Sağlık Bakanlığı’nın bulaşıcı hastalıklara ilişkin ‘sorun yok’ açıklamaları ile Dünya Sağlık Örgütü’nün kızamık hastalığına ilişkin verilerinin uyuşmadığını belirten Adıyaman şunları söyledi: “Türkiye’de 2017 yılı itibariyle toplam kızamık vakalarının sayısı 69’dan 2018 yılında 510’a, 2019 yılının ilk dokuz ayında da önceki yılın aynı dönemine kıyasla maalesef 5.2 kat artarak, 2 bin 666’ya ulaştı.

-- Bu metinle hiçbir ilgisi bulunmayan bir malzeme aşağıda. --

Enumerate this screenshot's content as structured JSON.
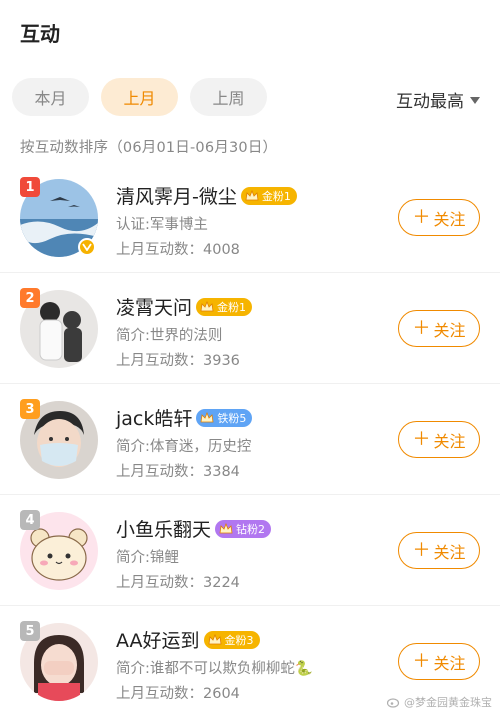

Ayrıca laboratuvarda doğrulanmış kızamıklı hasta sayısı 2017 yılında 69 iken 2018’in ilk dokuz ayında 510’a yükseldi. Türkiye’de herhangi bir müdahalede bulunulmadığında daha da büyüyebilecek olan bir kızamık salgını mevcuttur. Sağlık Bakanlığı’nı daha fazla zaman kaybetmeden, muhataplarını da bilgilendirerek, gereğini yapmaya davet ediyoruz.”
TTB Aile Hekimliği Kolu Başkanı Dr. Filiz Ünal ise aşı reddi yapan ailelere ilişkin saha tecrübelerini anlattı. Ünal, çocuklar için en büyük tehdidin ‘aşı karşıtlığı’ olduğunu söyledi.
Sağlık Bakanlığı tarafından oluşturulan çocuk dönemi aşı takvimine dikkat çeken Ünal, ‘aşı kırılmasının’ okul çağında yaşandığını belirterek şöyle konuştu: “İlkokul sekizinci sınıfa kadar olması gereken aşıların uygulama dönemleri aşı karnesinde yer alıyor. Türkiye’de aşı oranlarında yaşanan düşüşün bir sebebi de okul çağında yaşanan kırılmalar. Son dönemde yaptığımız tespitlerden biri de bu. Ya okuldaki prosedürler nedeniyle bir aksama yaşanıyor ya da aileler okul döneminde yapılan aşıları reddediyor.
Bu da aşı takviminde kırılmalara ve aksamalara neden oluyor. İç ve dış düzensiz göçler de aşı takviminde kırılmaya neden oluyor. Yurt dışından gelen göçmen ailelerin çocukları ile mevsimlik işçilerin çocukları bu kapsamda yer alıyor. Örneğin, aşı takviminin kırılma zamanları ülke içi göçlerin başladığı tarihler; yani mevsimlik iş göçleri. Bu alanda da önlem alınması gerekli.”
"Aşı reddi yapan iki grup: Postmodernler ve dindarlar"
Aile Hekimi olarak sahada aşı reddi yapan aileler ile birebir muhatap olduklarını ve iki grubun aşıyı reddettiğini belirten Ünal, “Biri dini gruplar; ‘günah’ sebebiyle, diğeri aşının güvenli olduğuna yönelik soru işaretleri olan postmodernler” dedi.
Aile hekimleri olarak çalışmalarını bu yönde yoğunlaştırdıklarını vurgulayan Ünal, “Aşının içeriğine, gerekli olup olmadığına dair soru işaretleri oluyor. Postmodern ailelere, bilimsel doyuma ulaşmış bilgiler verildiği takdirde uzlaşı sağlayabiliyoruz. Ama asıl yönelinmesi gereken grup, dini nedenlerle aşı reddi yapan aileler. Onlara bilimsel veriler ile ulaşmak imkansız. Özellikle benim görev yaptığım Sincan bölgesinde çok sık rastladığımız bir durum” dedi.